Faze Miyake: Ilja Karilampi
When I interviewed Ilja Karilampi in the spring of 2014, he drew an analogy between being an artist and working as a detective inspector. Both being professions on the fringe of society, they work meticulously to solve things, more often than not using unorthodox methods. They have irregular working hours, always being on duty. They see patterns that no one else can see. They never give up. Seeing his new work, these similarities begin to dawn upon me.
In Faze Miyake, symbols and references taken from society and popular culture are interweaved with transient expressions of identity and selfhood. Brand logos and stylized icons are combined with personal quotes and images on large boards of plexiglas or aluminium, not unlike the collages of suspects and clues seen in detective TV-series. And not unlike the series’ designated star, Ilja Karilampi takes the spectator through a maelstrom of traces and signs, where every element suggests a deeper underlying story and a new dimension of truth.

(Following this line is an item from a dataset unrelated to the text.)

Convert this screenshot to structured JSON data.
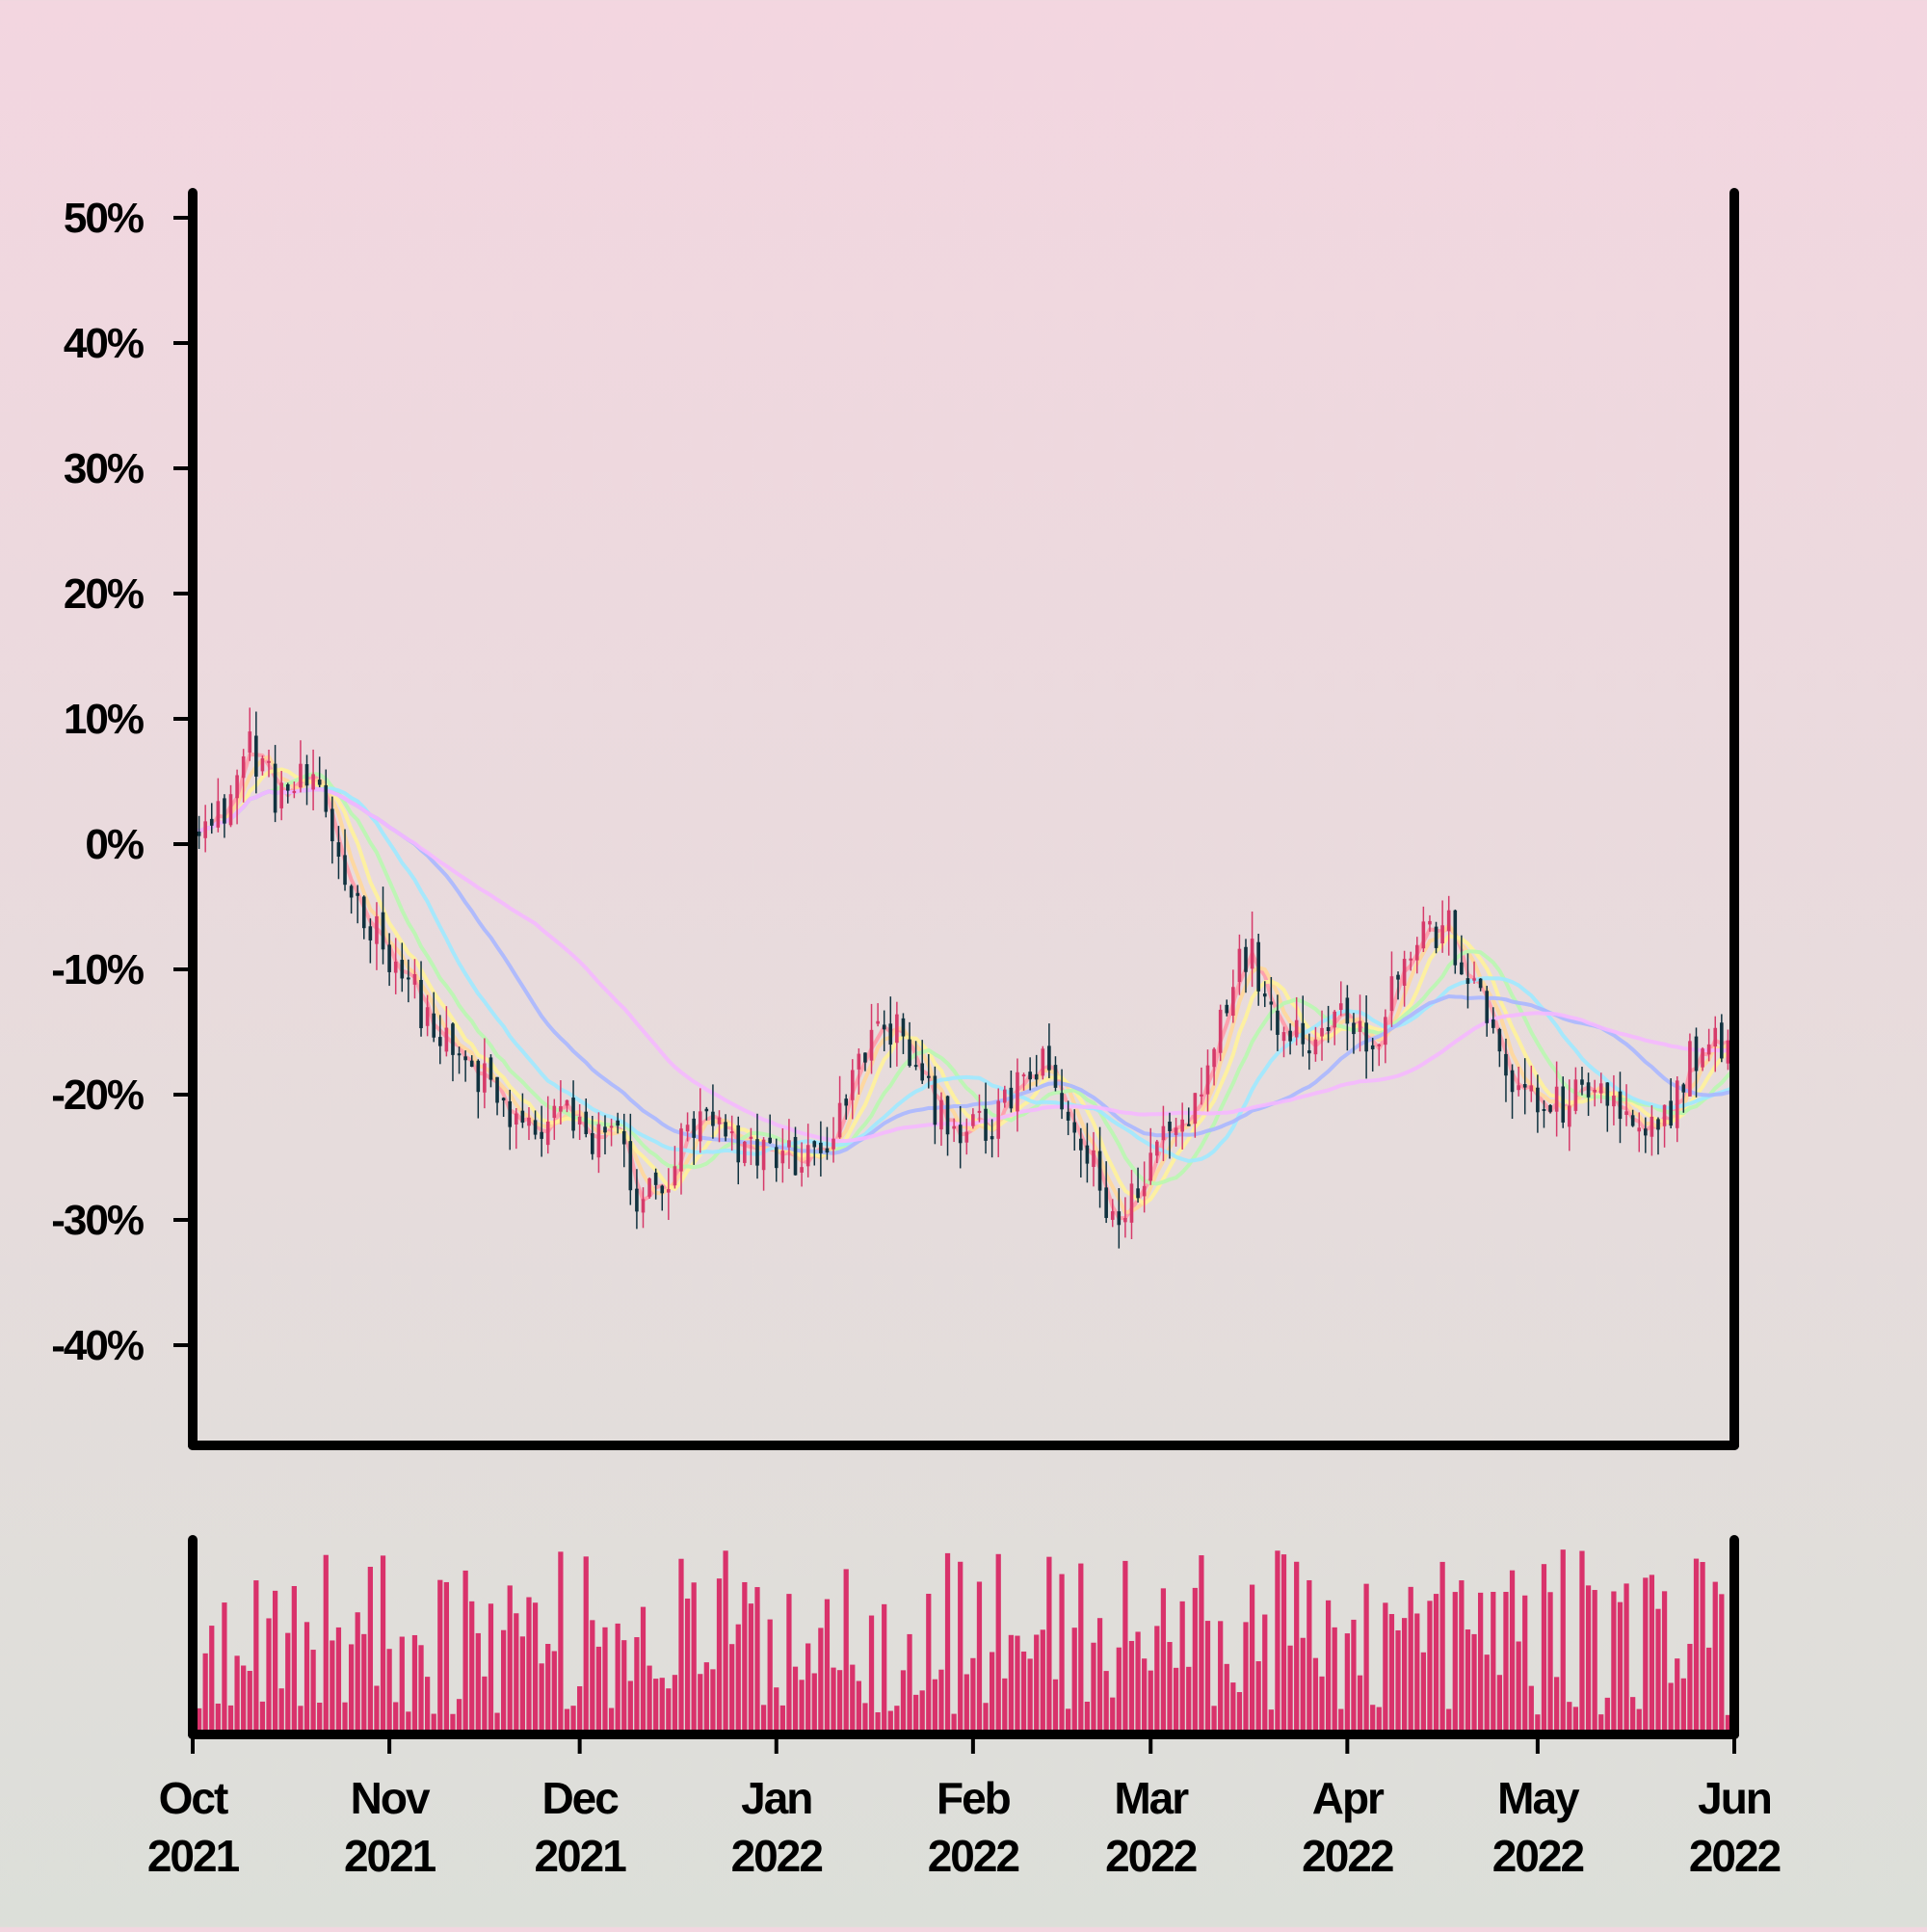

In the case of Faze Miyake, Karilampi gives way to a myriad of voices and characters, all filtered through his strikingly simple visual language. One of them is the exhibition’s eponym, Faze Miyake, a British-Pakistani DJ and producer, who in his weekly Rinse.fm radio shows bring out the latest and most progressive tracks from the underground music scene. With music being one of Karilampi’s main sources of inspiration, Faze Miyake becomes a symbol for the new and unconventional, what the artist himself would describe as next level. Disguised behind a fictitious moniker, Faze Miyake also serves to illustrate the mystifying of pop culture and their public personas, a recurrent theme in Karilampi’s practice.
Another character included in the exhibition is Swedish artist and director Axel Petersén, whose upcoming thriller Under the Pyramid inspired several of the exhibition’s most recent works, made as possible set design for the movie. A third voice is Nhu Duong’s, fashion designer and friend of Karilampi’s, whose name figures in one of the plexiglas pieces, superimposed on a stylized fence patterns next to a trefoil knot symbol and an excerpt in Arabic.
Together, the various characters create an erratic narrative, unfolding in three parts. The first one, presented in the front room of the gallery, contains large-scale boards of laser cut plexiglas mounted in sculptural aluminium frames, while the second one comprises similar works in engraved aluminium. To get to the final part of the exhibition, one has to go through a balcony door and step into a UV-lit backroom, where a couple of brightly coloured wall-pieces are accompanied by soundtrack.
The most extensive exhibition of Karilampi’s work to be shown in Sweden, Faze Miyake is a meandering exposé of the artist’s multilayered universe, a fragmentary story told through a number or characters and scenes, symbols and signs. Moving between the representational and the self-reflective, the exhibition is a meditation on the times we live in as much as a self-portrait, a cold case with no solution in sight.